04:43 Genetics plays a very important role.

04:45 Remember that there's a significant family history of atopy.

04:48 So allergies in a significant number of the patients who will have eczema. And remember there is that triad associated with 30 to 50% of patients with atopic dermatitis.

04:59 That also includes allergic rhinitis and asthma.

05:03 Clearly, filaggrin gene mutations, typically loss of function or insufficient copy number, will be related to loss of the important barrier function, allowing antigens, allergens to get in and access the Langerhans cells within the epidermis.

05:21 Immune activation tends to have a predominance of Th2-like cells, so it's going to be more allergy oriented.

05:27 Again, this is probably genetically driven by the individual that these the people with eczema tend to be more allergic type.

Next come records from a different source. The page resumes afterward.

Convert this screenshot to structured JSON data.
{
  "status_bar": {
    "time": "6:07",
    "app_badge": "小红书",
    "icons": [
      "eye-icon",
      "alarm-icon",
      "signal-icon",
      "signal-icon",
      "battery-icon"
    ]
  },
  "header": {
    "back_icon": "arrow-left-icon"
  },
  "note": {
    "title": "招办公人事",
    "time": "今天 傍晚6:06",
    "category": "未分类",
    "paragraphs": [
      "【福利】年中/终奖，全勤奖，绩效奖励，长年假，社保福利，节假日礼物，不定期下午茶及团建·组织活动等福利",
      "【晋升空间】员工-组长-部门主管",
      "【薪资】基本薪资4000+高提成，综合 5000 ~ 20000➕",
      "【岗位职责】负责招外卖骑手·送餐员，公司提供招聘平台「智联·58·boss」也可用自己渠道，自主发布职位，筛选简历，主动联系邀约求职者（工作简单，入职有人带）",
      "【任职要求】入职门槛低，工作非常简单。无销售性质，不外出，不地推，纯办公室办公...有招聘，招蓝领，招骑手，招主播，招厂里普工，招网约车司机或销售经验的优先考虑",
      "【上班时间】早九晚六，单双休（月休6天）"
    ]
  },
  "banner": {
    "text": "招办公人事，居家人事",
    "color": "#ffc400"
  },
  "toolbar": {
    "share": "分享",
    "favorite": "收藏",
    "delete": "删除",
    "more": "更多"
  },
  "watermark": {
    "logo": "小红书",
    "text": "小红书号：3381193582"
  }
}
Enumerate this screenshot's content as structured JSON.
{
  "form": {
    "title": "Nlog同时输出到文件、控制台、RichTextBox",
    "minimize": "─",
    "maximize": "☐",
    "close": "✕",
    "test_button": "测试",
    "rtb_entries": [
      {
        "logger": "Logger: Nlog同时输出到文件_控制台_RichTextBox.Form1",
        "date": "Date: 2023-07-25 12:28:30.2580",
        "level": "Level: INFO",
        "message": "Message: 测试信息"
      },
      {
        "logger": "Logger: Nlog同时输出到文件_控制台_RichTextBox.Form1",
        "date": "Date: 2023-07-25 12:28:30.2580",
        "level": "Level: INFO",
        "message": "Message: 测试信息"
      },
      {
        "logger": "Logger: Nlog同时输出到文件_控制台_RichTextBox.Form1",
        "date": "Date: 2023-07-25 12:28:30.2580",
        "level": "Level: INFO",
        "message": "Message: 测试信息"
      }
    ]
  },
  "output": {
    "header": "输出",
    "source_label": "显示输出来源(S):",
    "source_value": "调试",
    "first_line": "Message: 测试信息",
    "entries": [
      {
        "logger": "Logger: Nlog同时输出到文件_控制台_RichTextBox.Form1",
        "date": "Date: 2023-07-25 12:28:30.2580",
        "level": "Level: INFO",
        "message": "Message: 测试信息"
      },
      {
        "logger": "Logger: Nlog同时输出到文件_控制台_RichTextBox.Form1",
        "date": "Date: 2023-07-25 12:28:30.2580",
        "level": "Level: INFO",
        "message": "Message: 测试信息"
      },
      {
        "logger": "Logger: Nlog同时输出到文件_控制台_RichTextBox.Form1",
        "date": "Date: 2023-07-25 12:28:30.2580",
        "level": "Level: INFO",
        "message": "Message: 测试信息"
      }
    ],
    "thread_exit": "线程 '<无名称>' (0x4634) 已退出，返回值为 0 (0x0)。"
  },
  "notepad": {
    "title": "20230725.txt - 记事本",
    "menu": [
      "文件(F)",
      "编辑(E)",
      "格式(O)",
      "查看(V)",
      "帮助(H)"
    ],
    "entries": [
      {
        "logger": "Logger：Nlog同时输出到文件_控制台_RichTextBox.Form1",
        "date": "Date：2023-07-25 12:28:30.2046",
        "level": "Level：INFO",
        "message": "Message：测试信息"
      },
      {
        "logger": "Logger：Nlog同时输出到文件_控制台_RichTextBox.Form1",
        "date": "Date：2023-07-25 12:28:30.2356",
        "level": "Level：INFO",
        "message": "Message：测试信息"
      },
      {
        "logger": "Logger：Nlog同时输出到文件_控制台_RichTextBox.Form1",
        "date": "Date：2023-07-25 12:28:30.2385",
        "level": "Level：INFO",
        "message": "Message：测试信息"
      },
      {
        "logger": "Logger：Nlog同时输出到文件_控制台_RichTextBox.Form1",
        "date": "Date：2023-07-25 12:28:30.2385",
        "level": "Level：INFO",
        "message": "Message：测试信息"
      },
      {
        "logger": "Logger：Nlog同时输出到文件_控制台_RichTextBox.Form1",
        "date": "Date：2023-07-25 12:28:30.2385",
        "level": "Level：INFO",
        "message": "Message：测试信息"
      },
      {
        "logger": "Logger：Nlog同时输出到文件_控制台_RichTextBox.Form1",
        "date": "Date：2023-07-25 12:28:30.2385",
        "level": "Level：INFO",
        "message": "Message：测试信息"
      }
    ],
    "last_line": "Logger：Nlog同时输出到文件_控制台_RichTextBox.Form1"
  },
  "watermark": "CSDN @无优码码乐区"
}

05:36 They tend to have more of the other components we associate with allergies like asthma or allergic rhinitis.

05:43 Clearly. Also it depends on what is getting access.

05:46 So the microbiome plays a role in the driving of the etiology of this as well. And we find that patients who have certain species or certain bacteria or certain viruses on their surface at a higher prevalence will tend to have a greater incidence of eczema.

06:04 So staph aureus and herpes simplex virus colonization of the skin seems to be more commonly associated with eczema development. So histologically, what we're going to be looking at is the changes related to loss of the barrier function.

06:23 That's going to be histologically characterized by spongiosis.

06:27 What is spongiosis. It's just the dermatopathology way of saying that there is edema or water and electrolyte within the epidermis, that edema leads to breaking of the intercellular attachments.

06:40 And we get vesicle formation.

06:41 So we often will see histologically something called spongiotic dermatitis.

06:47 And then part and parcel of all this is that we are recruiting in inflammatory cells.

06:51 And there will typically be a relatively denser lymphocytic infiltrate present within the dermis.

06:59 So what we're seeing here is water loss.

07:01 That's because of breaking of the barrier function.

07:04 And we are also seeing the recruitment of mononuclear inflammatory cells, lymphocytes.